Facebook's plan for its Libra cryptocurrency illustrates one of Silicon Valley's most durable principles: Tech revolutions tend to start with a radical idea but don't spread unless the idea is made safe for business.

Why it matters: If Facebook succeeds in its bid to domesticate cryptocurrency, following in the footsteps of open source software and the internet itself, it could outflank the global currency system and leave the social network as keeper of everyone's money.

The big picture: In the case of Libra, the original radical idea of cryptocurrency was digital money backed not by a government but by math.

  • Bitcoin introduced us all to the concept, but it hasn't gained traction for everyday users. It's still more of a volatile investment than a medium of exchange.
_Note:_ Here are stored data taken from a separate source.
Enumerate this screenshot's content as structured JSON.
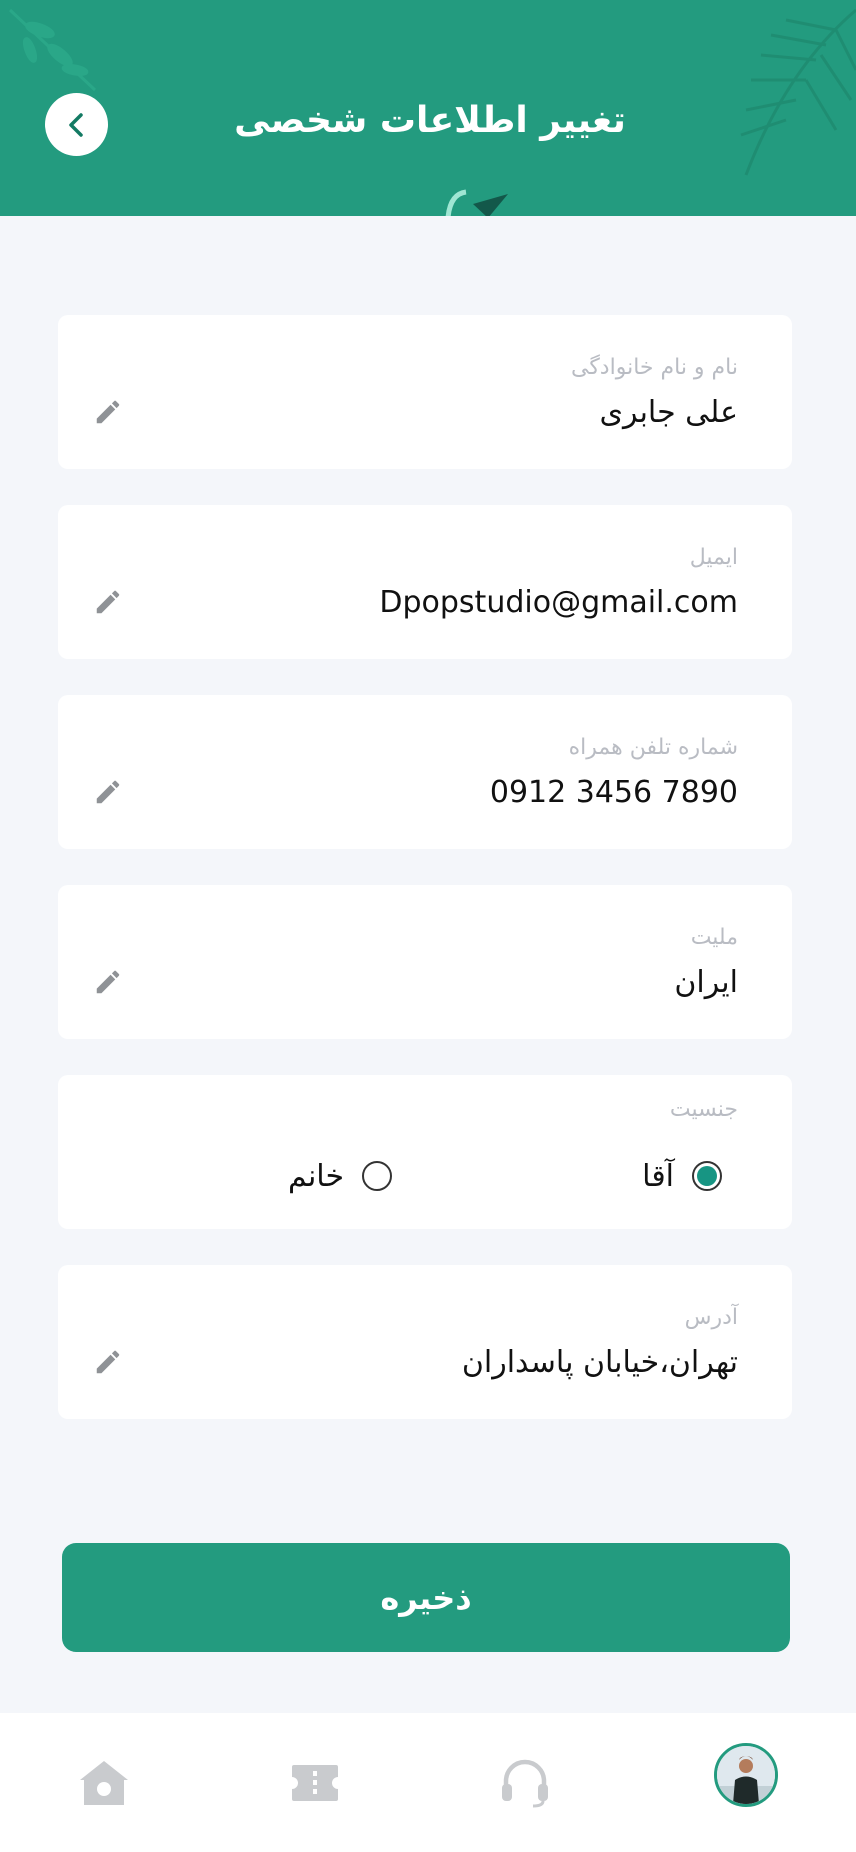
{
  "header": {
    "title": "تغییر اطلاعات شخصی",
    "back_icon": "chevron-left-icon"
  },
  "fields": {
    "name": {
      "label": "نام و نام خانوادگی",
      "value": "علی جابری"
    },
    "email": {
      "label": "ایمیل",
      "value": "Dpopstudio@gmail.com"
    },
    "phone": {
      "label": "شماره تلفن همراه",
      "value": "0912 3456 7890"
    },
    "nationality": {
      "label": "ملیت",
      "value": "ایران"
    },
    "address": {
      "label": "آدرس",
      "value": "تهران،خیابان پاسداران"
    }
  },
  "gender": {
    "label": "جنسیت",
    "options": [
      {
        "label": "آقا",
        "selected": true
      },
      {
        "label": "خانم",
        "selected": false
      }
    ]
  },
  "save_button": {
    "label": "ذخیره"
  },
  "bottom_nav": {
    "items": [
      "home-icon",
      "ticket-icon",
      "headset-icon",
      "avatar"
    ]
  },
  "colors": {
    "primary": "#239b7f",
    "radio_fill": "#179583",
    "background": "#f4f6fa",
    "label_gray": "#b9bcc3"
  }
}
It's also hard to spend on smaller purchases.
  • Facebook's innovation with Libra lies in rewriting the crypto playbook to make the technology more stable, easy to use, and less threatening to the status quo.
  • Libra will tie its value to that of a set of conventional assets, meaning you'll be able to buy something with it and probably not have to worry about giant swings in value.
  • Facebook's point of control will be through your digital wallet — the software front-end for the currency.
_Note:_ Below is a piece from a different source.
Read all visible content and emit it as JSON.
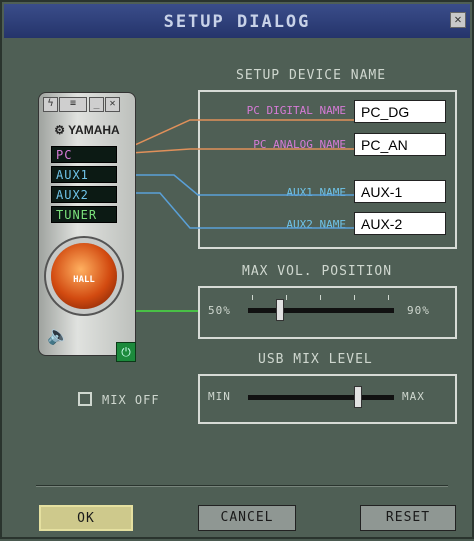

How it works: Disruptive tech innovations typically don't take off until they are reconciled with capitalism.

  • With Libra, Facebook aims to rebrand cryptocurrency from "that crazy Bitcoin stuff" to "here's an easy way to send money across borders and buy things online."

Flashback: In this effort it is walking the same path that key leaders of the open source movement followed 20 years ago when they set out to rebrand "Free Software," a radical idea with strong principles limiting the privatization of code.
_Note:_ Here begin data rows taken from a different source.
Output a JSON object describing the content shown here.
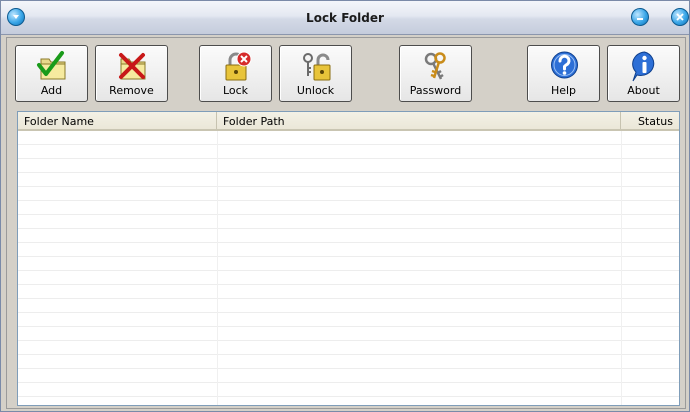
{
  "window": {
    "title": "Lock Folder"
  },
  "toolbar": {
    "buttons": [
      {
        "id": "add",
        "label": "Add",
        "icon": "folder-check-icon"
      },
      {
        "id": "remove",
        "label": "Remove",
        "icon": "folder-x-icon"
      },
      {
        "id": "lock",
        "label": "Lock",
        "icon": "lock-icon"
      },
      {
        "id": "unlock",
        "label": "Unlock",
        "icon": "unlock-keys-icon"
      },
      {
        "id": "password",
        "label": "Password",
        "icon": "keys-icon"
      },
      {
        "id": "help",
        "label": "Help",
        "icon": "help-icon"
      },
      {
        "id": "about",
        "label": "About",
        "icon": "info-icon"
      }
    ]
  },
  "list": {
    "columns": [
      "Folder Name",
      "Folder Path",
      "Status"
    ],
    "rows": []
  }
}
  • With the new "open source" name, looser licensing terms, and more business-friendly rhetoric, projects like Linux won the support of large corporations like IBM and became centerpieces of today's tech infrastructure.
  • And Microsoft, whose CEO once called Linux a cancer, is now one of the biggest backers of open source software.

Don't forget: The internet itself has followed a similar route. The radical idea was a network that nobody owns and everyone can use.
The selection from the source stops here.